ANY FILMMAKER can ladle on the slow-motion or fill the screen with penguins, but real cinematic madness—the kind that pinwheels across the screen and burns off its half-life somewhere in your cerebral cortex—is a much rarer breed.

Alejandro Jodorowsky has been at the forefront of that latter category for more than 40 years, and apparently he's not stopping anytime soon. Currently riding a wave of renewed notoriety following the terrific documentary Jodorowsky's Dune, the filmmaker's output can be daunting to approach; unlike David Lynch, who couches his surreality behind a bland Hardy Boys veneer, Jodorowsky tends to favor full sensory assault. As the upcoming mini-retrospective at the Hollywood Theatre proves, however, once you find your way in, you're most likely in for good. During all of his movies, there's a moment where the viewer will begin to feel like they're running out of exclamatory holy shits.

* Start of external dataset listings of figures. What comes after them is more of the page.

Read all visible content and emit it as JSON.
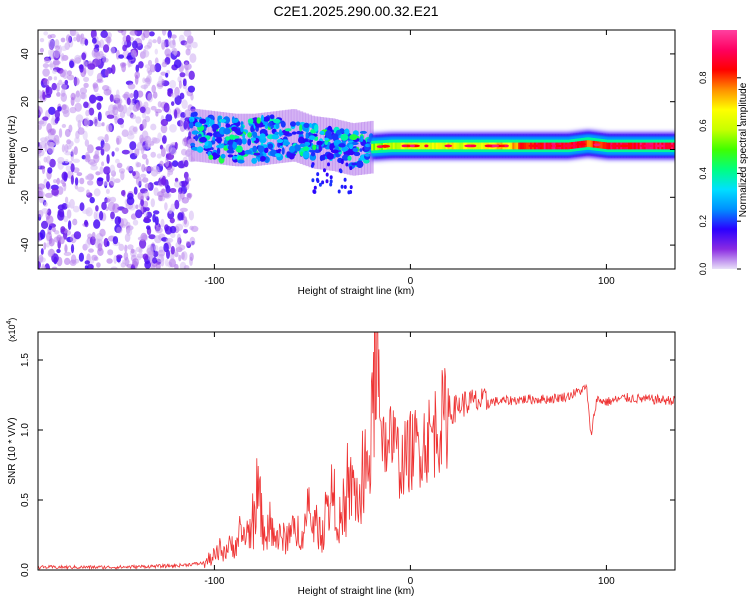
{
  "chart_data": [
    {
      "type": "heatmap",
      "title": "C2E1.2025.290.00.32.E21",
      "xlabel": "Height of straight line (km)",
      "ylabel": "Frequency (Hz)",
      "xlim": [
        -190,
        135
      ],
      "ylim": [
        -50,
        50
      ],
      "xticks": [
        -100,
        0,
        100
      ],
      "xtick_labels": [
        "-100",
        "0",
        "100"
      ],
      "yticks": [
        -40,
        -20,
        0,
        20,
        40
      ],
      "ytick_labels": [
        "-40",
        "-20",
        "0",
        "20",
        "40"
      ],
      "colorbar": {
        "label": "Normalized spectral amplitude",
        "range": [
          0,
          1
        ],
        "ticks": [
          0.0,
          0.2,
          0.4,
          0.6,
          0.8
        ],
        "tick_labels": [
          "0.0",
          "0.2",
          "0.4",
          "0.6",
          "0.8"
        ],
        "colormap": [
          "#e8e0f8",
          "#8a2be2",
          "#2a00ff",
          "#0090ff",
          "#00e0ff",
          "#00ff80",
          "#40ff00",
          "#c8ff00",
          "#ffff00",
          "#ff9000",
          "#ff0000",
          "#ff0060",
          "#ff40a0"
        ]
      },
      "regions": [
        {
          "name": "noise",
          "x_range": [
            -190,
            -110
          ],
          "f_range": [
            -50,
            50
          ],
          "amplitude": 0.08
        },
        {
          "name": "transition",
          "x_range": [
            -110,
            -20
          ],
          "f_range": [
            -18,
            20
          ],
          "amplitude": 0.3
        },
        {
          "name": "signal-band",
          "x_range": [
            -20,
            135
          ],
          "center_hz": 1.5,
          "amplitude": 0.85
        }
      ],
      "signal_band": {
        "x": [
          -110,
          -100,
          -90,
          -80,
          -70,
          -60,
          -50,
          -40,
          -30,
          -20,
          -10,
          0,
          10,
          20,
          30,
          40,
          50,
          60,
          70,
          80,
          90,
          100,
          110,
          120,
          135
        ],
        "center_hz": [
          6,
          5,
          4,
          4,
          5,
          6,
          3,
          2,
          0,
          1,
          1.5,
          1.5,
          1.5,
          1.5,
          1.5,
          1.5,
          1.5,
          1.5,
          1.5,
          1.5,
          2.5,
          1.5,
          1.5,
          1.5,
          1.5
        ],
        "amplitude": [
          0.3,
          0.3,
          0.32,
          0.3,
          0.35,
          0.35,
          0.32,
          0.3,
          0.32,
          0.55,
          0.6,
          0.65,
          0.62,
          0.65,
          0.6,
          0.65,
          0.7,
          0.85,
          0.9,
          0.88,
          0.8,
          0.86,
          0.88,
          0.9,
          0.9
        ]
      }
    },
    {
      "type": "line",
      "xlabel": "Height of straight line (km)",
      "ylabel": "SNR (10 * V/V)",
      "y_scale_label": "(x10",
      "y_scale_exp": "4",
      "y_scale_close": ")",
      "xlim": [
        -190,
        135
      ],
      "ylim": [
        0,
        1.7
      ],
      "xticks": [
        -100,
        0,
        100
      ],
      "xtick_labels": [
        "-100",
        "0",
        "100"
      ],
      "yticks": [
        0.0,
        0.5,
        1.0,
        1.5
      ],
      "ytick_labels": [
        "0.0",
        "0.5",
        "1.0",
        "1.5"
      ],
      "series": [
        {
          "name": "SNR",
          "color": "#ee3333",
          "x": [
            -190,
            -150,
            -120,
            -105,
            -100,
            -95,
            -90,
            -85,
            -80,
            -78,
            -75,
            -70,
            -65,
            -60,
            -55,
            -50,
            -45,
            -40,
            -35,
            -30,
            -25,
            -20,
            -17,
            -15,
            -12,
            -10,
            -5,
            0,
            5,
            10,
            15,
            20,
            25,
            30,
            40,
            50,
            60,
            70,
            80,
            85,
            90,
            92,
            95,
            100,
            110,
            120,
            135
          ],
          "y": [
            0.02,
            0.02,
            0.03,
            0.05,
            0.1,
            0.14,
            0.18,
            0.25,
            0.3,
            0.6,
            0.28,
            0.24,
            0.22,
            0.26,
            0.3,
            0.35,
            0.25,
            0.55,
            0.3,
            0.6,
            0.45,
            0.9,
            1.68,
            0.8,
            0.9,
            0.95,
            0.75,
            0.85,
            0.9,
            0.95,
            1.05,
            1.12,
            1.18,
            1.2,
            1.2,
            1.21,
            1.22,
            1.22,
            1.24,
            1.27,
            1.3,
            0.95,
            1.22,
            1.2,
            1.23,
            1.22,
            1.21
          ]
        }
      ]
    }
  ]
}
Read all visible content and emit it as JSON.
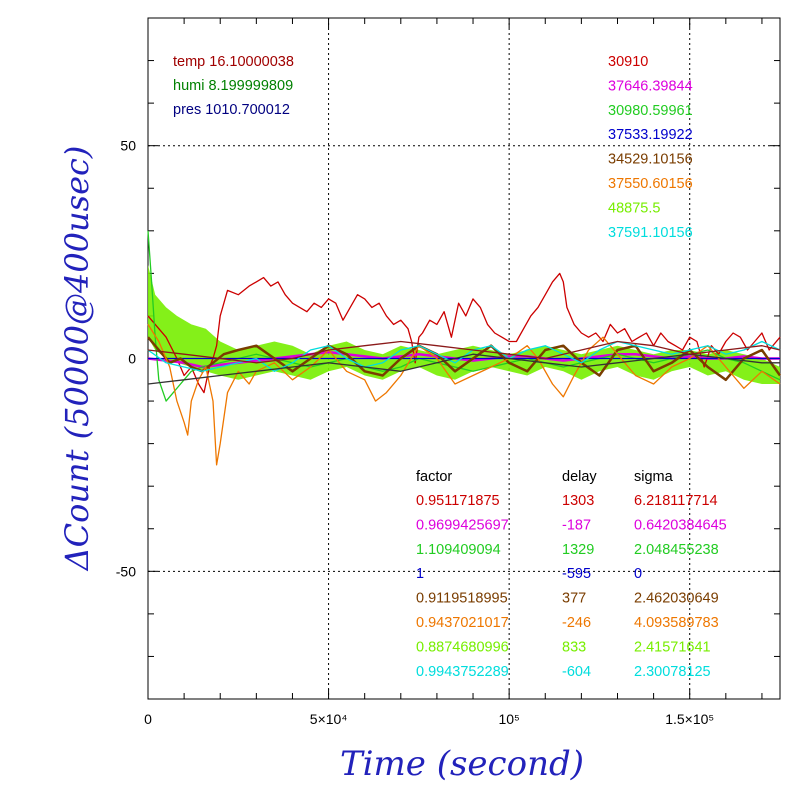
{
  "chart_data": {
    "type": "line",
    "xlabel": "Time (second)",
    "ylabel": "ΔCount (50000@400usec)",
    "xlim": [
      0,
      175000
    ],
    "ylim": [
      -80,
      80
    ],
    "grid": true,
    "x_ticks": [
      {
        "value": 0,
        "label": "0"
      },
      {
        "value": 50000,
        "label": "5×10⁴"
      },
      {
        "value": 100000,
        "label": "10⁵"
      },
      {
        "value": 150000,
        "label": "1.5×10⁵"
      }
    ],
    "y_ticks": [
      {
        "value": 50,
        "label": "50"
      },
      {
        "value": 0,
        "label": "0"
      },
      {
        "value": -50,
        "label": "-50"
      }
    ],
    "environment": [
      {
        "label": "temp 16.10000038",
        "color": "#a00000"
      },
      {
        "label": "humi 8.199999809",
        "color": "#008000"
      },
      {
        "label": "pres 1010.700012",
        "color": "#000080"
      }
    ],
    "counts": [
      {
        "label": "30910",
        "color": "#cc0000"
      },
      {
        "label": "37646.39844",
        "color": "#dd00dd"
      },
      {
        "label": "30980.59961",
        "color": "#22cc22"
      },
      {
        "label": "37533.19922",
        "color": "#0000cc"
      },
      {
        "label": "34529.10156",
        "color": "#7a3d00"
      },
      {
        "label": "37550.60156",
        "color": "#ee7700"
      },
      {
        "label": "48875.5",
        "color": "#77ee00"
      },
      {
        "label": "37591.10156",
        "color": "#00dddd"
      }
    ],
    "table_headers": [
      "factor",
      "delay",
      "sigma"
    ],
    "table_rows": [
      {
        "factor": "0.951171875",
        "delay": "1303",
        "sigma": "6.218117714",
        "color": "#cc0000"
      },
      {
        "factor": "0.9699425697",
        "delay": "-187",
        "sigma": "0.6420384645",
        "color": "#dd00dd"
      },
      {
        "factor": "1.109409094",
        "delay": "1329",
        "sigma": "2.048455238",
        "color": "#22cc22"
      },
      {
        "factor": "1",
        "delay": "-595",
        "sigma": "0",
        "color": "#0000cc"
      },
      {
        "factor": "0.9119518995",
        "delay": "377",
        "sigma": "2.462030649",
        "color": "#7a3d00"
      },
      {
        "factor": "0.9437021017",
        "delay": "-246",
        "sigma": "4.093589783",
        "color": "#ee7700"
      },
      {
        "factor": "0.8874680996",
        "delay": "833",
        "sigma": "2.41571641",
        "color": "#77ee00"
      },
      {
        "factor": "0.9943752289",
        "delay": "-604",
        "sigma": "2.30078125",
        "color": "#00dddd"
      }
    ],
    "series": [
      {
        "color": "#cc0000",
        "x": [
          0,
          2000,
          5000,
          8000,
          10000,
          12000,
          14000,
          15500,
          17000,
          18000,
          19000,
          20000,
          22000,
          25000,
          28000,
          30000,
          32000,
          34000,
          36000,
          38000,
          40000,
          42000,
          44000,
          46000,
          48000,
          50000,
          52000,
          54000,
          56000,
          58000,
          60000,
          62000,
          64000,
          66000,
          68000,
          70000,
          72000,
          73000,
          74000,
          75000,
          76000,
          78000,
          80000,
          82000,
          84000,
          86000,
          88000,
          90000,
          92000,
          94000,
          96000,
          98000,
          100000,
          102000,
          104000,
          106000,
          108000,
          110000,
          112000,
          114000,
          115000,
          116000,
          118000,
          120000,
          122000,
          124000,
          126000,
          128000,
          130000,
          132000,
          134000,
          136000,
          138000,
          140000,
          142000,
          144000,
          146000,
          148000,
          150000,
          152000,
          154000,
          156000,
          158000,
          160000,
          162000,
          164000,
          166000,
          168000,
          170000,
          172000,
          175000
        ],
        "y": [
          10,
          8,
          5,
          0,
          -4,
          -2,
          -6,
          -8,
          -2,
          0,
          3,
          10,
          16,
          15,
          17,
          18,
          19,
          17,
          18,
          15,
          13,
          12,
          11,
          13,
          12,
          14,
          13,
          9,
          12,
          15,
          14,
          12,
          13,
          10,
          8,
          9,
          7,
          4,
          -1,
          5,
          6,
          9,
          8,
          11,
          5,
          13,
          10,
          14,
          12,
          8,
          6,
          5,
          4,
          4,
          7,
          10,
          12,
          15,
          18,
          20,
          18,
          12,
          8,
          6,
          5,
          6,
          4,
          8,
          6,
          7,
          4,
          5,
          6,
          3,
          6,
          4,
          3,
          2,
          5,
          4,
          -2,
          3,
          1,
          4,
          6,
          5,
          2,
          4,
          6,
          2,
          5
        ]
      },
      {
        "color": "#dd00dd",
        "x": [
          0,
          5000,
          10000,
          15000,
          20000,
          25000,
          30000,
          35000,
          40000,
          45000,
          50000,
          55000,
          60000,
          65000,
          70000,
          75000,
          80000,
          85000,
          90000,
          95000,
          100000,
          105000,
          110000,
          115000,
          120000,
          125000,
          130000,
          135000,
          140000,
          145000,
          150000,
          155000,
          160000,
          165000,
          170000,
          175000
        ],
        "y": [
          0,
          -0.5,
          -1,
          -2,
          -1.5,
          -1,
          -0.5,
          0,
          0.5,
          1,
          1.5,
          1,
          0.5,
          0,
          0.5,
          1,
          0.5,
          0,
          -0.5,
          0,
          0.5,
          0.5,
          0,
          -0.5,
          0,
          0.5,
          1,
          1,
          0.5,
          0,
          0.5,
          0,
          0,
          0.5,
          0,
          0
        ]
      },
      {
        "color": "#22cc22",
        "x": [
          0,
          1000,
          2000,
          3000,
          5000,
          7000,
          9000,
          12000,
          15000,
          20000,
          25000,
          30000,
          35000,
          40000,
          45000,
          50000,
          55000,
          60000,
          65000,
          70000,
          75000,
          80000,
          85000,
          90000,
          95000,
          100000,
          105000,
          110000,
          115000,
          120000,
          125000,
          130000,
          135000,
          140000,
          145000,
          150000,
          155000,
          160000,
          165000,
          170000,
          175000
        ],
        "y": [
          30,
          18,
          5,
          -5,
          -10,
          -8,
          -6,
          -3,
          -2,
          -1,
          0,
          1,
          0,
          -1,
          -2,
          -1,
          0,
          -2,
          -3,
          -2,
          0,
          -1,
          -2,
          -3,
          -2,
          -1,
          0,
          -1,
          -2,
          -1,
          0,
          1,
          0,
          -1,
          0,
          1,
          2,
          0,
          -1,
          -3,
          -5
        ]
      },
      {
        "color": "#0000cc",
        "x": [
          0,
          10000,
          20000,
          30000,
          40000,
          50000,
          60000,
          70000,
          80000,
          90000,
          100000,
          110000,
          120000,
          130000,
          140000,
          150000,
          160000,
          170000,
          175000
        ],
        "y": [
          0,
          0,
          0,
          0,
          0,
          0,
          0,
          0,
          0,
          0,
          0,
          0,
          0,
          0,
          0,
          0,
          0,
          0,
          0
        ]
      },
      {
        "color": "#7a3d00",
        "x": [
          0,
          3000,
          6000,
          9000,
          12000,
          15000,
          18000,
          21000,
          25000,
          30000,
          35000,
          40000,
          45000,
          50000,
          55000,
          60000,
          65000,
          70000,
          75000,
          80000,
          85000,
          90000,
          95000,
          100000,
          105000,
          110000,
          115000,
          120000,
          125000,
          130000,
          135000,
          140000,
          145000,
          150000,
          155000,
          160000,
          165000,
          170000,
          175000
        ],
        "y": [
          5,
          2,
          -1,
          0,
          -2,
          -3,
          -1,
          1,
          2,
          3,
          0,
          -3,
          0,
          3,
          1,
          -3,
          -4,
          0,
          3,
          1,
          -3,
          0,
          3,
          -1,
          -3,
          2,
          3,
          -1,
          -4,
          2,
          3,
          -3,
          -1,
          2,
          -2,
          -5,
          0,
          2,
          -4
        ]
      },
      {
        "color": "#ee7700",
        "x": [
          0,
          3000,
          6000,
          8000,
          10000,
          11000,
          12000,
          14000,
          16000,
          18000,
          19000,
          20000,
          22000,
          25000,
          28000,
          30000,
          35000,
          40000,
          45000,
          50000,
          55000,
          60000,
          63000,
          66000,
          70000,
          75000,
          80000,
          85000,
          90000,
          95000,
          100000,
          105000,
          108000,
          112000,
          115000,
          118000,
          122000,
          126000,
          130000,
          135000,
          140000,
          145000,
          150000,
          155000,
          160000,
          165000,
          170000,
          175000
        ],
        "y": [
          8,
          4,
          -2,
          -10,
          -15,
          -18,
          -10,
          -5,
          -2,
          -10,
          -25,
          -20,
          -8,
          -3,
          -6,
          -3,
          -1,
          -5,
          -2,
          2,
          -3,
          -5,
          -10,
          -8,
          -4,
          3,
          0,
          -6,
          -4,
          -2,
          0,
          3,
          0,
          -6,
          -9,
          -4,
          2,
          5,
          1,
          -4,
          -6,
          -2,
          0,
          3,
          -2,
          -7,
          -3,
          -6
        ]
      },
      {
        "color": "#00dddd",
        "x": [
          0,
          5000,
          10000,
          15000,
          20000,
          25000,
          30000,
          35000,
          40000,
          45000,
          50000,
          55000,
          60000,
          65000,
          70000,
          75000,
          80000,
          85000,
          90000,
          95000,
          100000,
          105000,
          110000,
          115000,
          120000,
          125000,
          130000,
          135000,
          140000,
          145000,
          150000,
          155000,
          160000,
          165000,
          170000,
          175000
        ],
        "y": [
          2,
          -1,
          -2,
          -3,
          -2,
          -1,
          0,
          -3,
          -1,
          2,
          3,
          0,
          -2,
          -1,
          2,
          3,
          1,
          -1,
          2,
          3,
          0,
          2,
          3,
          1,
          -1,
          2,
          4,
          3,
          2,
          1,
          2,
          3,
          1,
          2,
          4,
          2
        ]
      },
      {
        "color": "#333333",
        "x": [
          0,
          10000,
          20000,
          30000,
          40000,
          50000,
          60000,
          70000,
          80000,
          90000,
          100000,
          110000,
          120000,
          130000,
          140000,
          150000,
          160000,
          170000,
          175000
        ],
        "y": [
          -6,
          -5,
          -4,
          -3,
          -2,
          -1,
          -2,
          -3,
          -1,
          1,
          0,
          -1,
          -2,
          -1,
          0,
          1,
          0,
          -1,
          -1
        ]
      },
      {
        "color": "#8b1a1a",
        "x": [
          0,
          10000,
          20000,
          30000,
          40000,
          50000,
          60000,
          70000,
          80000,
          90000,
          100000,
          110000,
          120000,
          130000,
          140000,
          150000,
          160000,
          170000,
          175000
        ],
        "y": [
          2,
          1,
          0,
          -1,
          0,
          2,
          3,
          4,
          3,
          2,
          1,
          0,
          2,
          4,
          3,
          1,
          2,
          3,
          2
        ]
      }
    ],
    "band": {
      "color": "#77ee00",
      "x": [
        0,
        2000,
        5000,
        8000,
        12000,
        16000,
        20000,
        25000,
        30000,
        35000,
        40000,
        45000,
        50000,
        55000,
        60000,
        65000,
        70000,
        75000,
        80000,
        85000,
        90000,
        95000,
        100000,
        105000,
        110000,
        115000,
        120000,
        125000,
        130000,
        135000,
        140000,
        145000,
        150000,
        155000,
        160000,
        165000,
        170000,
        175000
      ],
      "y_upper": [
        22,
        15,
        12,
        10,
        8,
        7,
        4,
        2,
        3,
        4,
        3,
        1,
        3,
        4,
        2,
        1,
        3,
        2,
        1,
        2,
        3,
        2,
        1,
        2,
        3,
        2,
        1,
        2,
        3,
        2,
        1,
        2,
        2,
        1,
        2,
        1,
        0,
        -2
      ],
      "y_lower": [
        5,
        2,
        0,
        -1,
        -2,
        -3,
        -4,
        -5,
        -4,
        -3,
        -4,
        -5,
        -3,
        -2,
        -4,
        -5,
        -3,
        -2,
        -4,
        -5,
        -3,
        -2,
        -3,
        -4,
        -2,
        -3,
        -5,
        -3,
        -2,
        -4,
        -5,
        -3,
        -2,
        -4,
        -3,
        -5,
        -6,
        -6
      ]
    }
  }
}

Born in Chile in 1929, Jodorowsky got his start as a cartoonist and mime before making his feature film debut with 1968's Fando y Lis, which caused a riot at an early screening and promptly got banned in Mexico. Even with that auspicious beginning, however, 1970's El Topo (screens Fri July 18-Thurs July 24) marks the moment when the writer/director/star truly made his bones, almost singlehandedly launching the concept of the midnight movie. Part spaghetti western and part passion play, the film quick-draws between bursts of ultra-violence and flashes of serene beauty with a bravura that's amazing to behold. As wild and wooly as things get, though, there always remains a sense of a fierce intellect pulling the strings. The randomness never feels desperate, even at its most WTF.

Following its success, Jodorowsky went much, much bigger with 1973's The Holy Mountain (screens Fri July 25-Thurs July 31), an LSD-emulating vision quest that still feels like one of the oddest things to ever hit a screen. Filmed largely with non-actors (George Harrison was initially pegged as the lead before bolting, perhaps understandably), it remains a compulsively watchable mélange of sexed-up robots, hysterically deadpan dialogue (the line about "hyper-sexed brown native vampires" is far from the weirdest thing to be said), and unforgettable scatological alchemy. After seeing it, be prepared to laugh like a hyena whenever one of those Cash4Gold commercials comes on.

Which brings us to The Dance of Reality (opens Fri July 18) Jodorowsky's first feature in 23 years, and evidence that he's lost precious little of his curve over the years. A kinda-sorta autobiography (puppets feature heavily), the film follows the director back to the mining town of his birth, for a glimpse at the beginnings of his signature obsessions. Even at its most arrestingly bizarre, however—beware the hungry gulls—the main attraction remains Jodorowsky himself, a intensely charismatic, charmingly egotistical figure who remains utterly confident in the belief that his art can change the world. He still stands alone. Which is probably good for the state of the universe, really.